Nicole Yaw ’18 agreed, “I liked the way he emphasized the need for America to understand how much of their food originates from Africa or other countries, and to really dig deep into their roots and give credit to the different cultures and people that contribute to American history and food.”

In the South, just as culinary influences from France developed into the Cajun style of Louisiana, so too did cuisine from West Africa contribute to the Lowcountry style of North Carolina, South Carolina and Georgia. Former plantations that have become historical sites and museums are located as far north as Maryland and Virginia. During reenactments of the 1850s across these regions, Twitty has prepared dishes such as okra soup, gumbo, chicken and dumplings, sweet potato, rice, collard greens, cornbread, fried potatoes, fried apples and peach cobbler. Considering the heavy influence of African cuisine in Southern cooking, Twitty reported parallels in Mary Randolph’s Southern cookbook “Virginia Housewife” to African culinary practices of the 18th and 19th centuries. He asked, “What’s going on? The people she learned to cook from were Black and from West Africa.”

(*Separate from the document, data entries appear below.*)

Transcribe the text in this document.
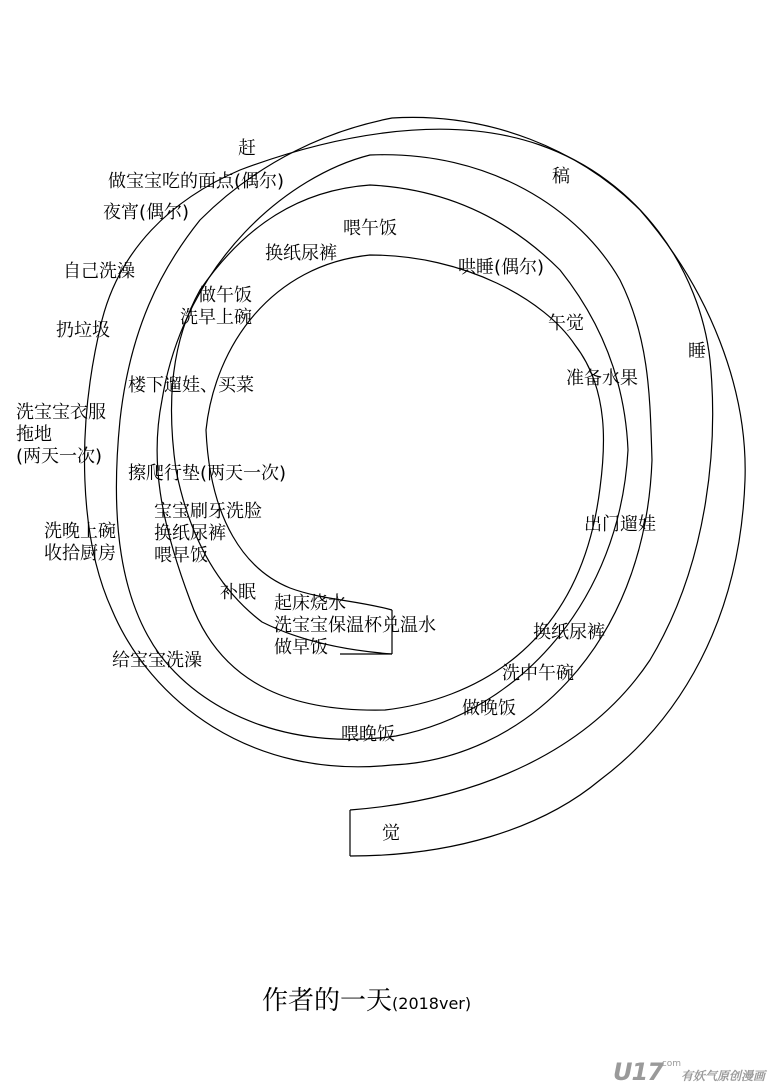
起床烧水
洗宝宝保温杯兑温水
做早饭
补眠
宝宝刷牙洗脸
换纸尿裤
喂早饭
擦爬行垫(两天一次)
楼下遛娃、买菜
做午饭
洗早上碗
换纸尿裤
喂午饭
哄睡(偶尔)
午觉
准备水果
出门遛娃
换纸尿裤
洗中午碗
做晚饭
喂晚饭
给宝宝洗澡
洗晚上碗
收拾厨房
洗宝宝衣服
拖地
(两天一次)
扔垃圾
自己洗澡
夜宵(偶尔)
做宝宝吃的面点(偶尔)
赶
稿
睡
觉
作者的一天(2018ver)
$U17^{.com}$有妖气原创漫画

Whitenack and Yaw suggested that Twitty could have further emphasized possible change to recurring political and socioeconomic problems of food distribution, exchange and consumption. Yaw elaborated, “There was no next-step solution to addressing these issues. I’d hoped that he would offer some alternatives to try and make more of these connections between America and Africa and food on an individual and collective level.”

Whitenack added, “I wish he had talked more about the reasons behind his work as an interpreter and the specific significance of recreating food scenes from the historical South for understanding history and connecting it to today’s culture.”

Whitenack and Yaw lead the student group Vassar Food Rescue, recently renamed Vassar Food Community, which aims to develop the critical discourse on food at Vassar and will invite to campus more speakers on culinary topics.

To some extent, Twitty’s talk did confront critical issues raised by food production. The historical memory of African-American communities in the South is a complex mixture of intimate proximity to and violent exploitation by the plantation and slaveholding class. Twitty reported that interracial children were most often conceived in the kitchen between white male plantation holders and Black enslaved women, and that he sometimes finds ruts in dining rooms made by years of Black servants standing in place while providing meal service to their owners. Keeping this history in mind, Twitty argued, “I definitely have righteous anger, don’t get me wrong, how could I not? But that means Southern people, however dysfunctional we are, we’re family.”

Emphasizing unity in Southern identity, Twitty concluded, “So all of us, white or Black, rich or poor, gay or straight, religious or not religious, all of us Southern, all of us built in the same region for 500 years. We haven’t gone anywhere, we’re the same people.” Twitty sees historical evidence of intercultural community in Antebellum America. He continued, “It seems odd because we think of segregation. No, these people slept in the same room. Poor white people and poor Black people didn’t live on two sides of the street, you know, in 1850. When I went to the census in Maryland, how many Irish people did I see living in the same house as Black folks? They’re living in the same house, they’re not in two separate houses, no, we’re a part of each other, that’s what America is. And our food tells that story, every single time, everything we are.”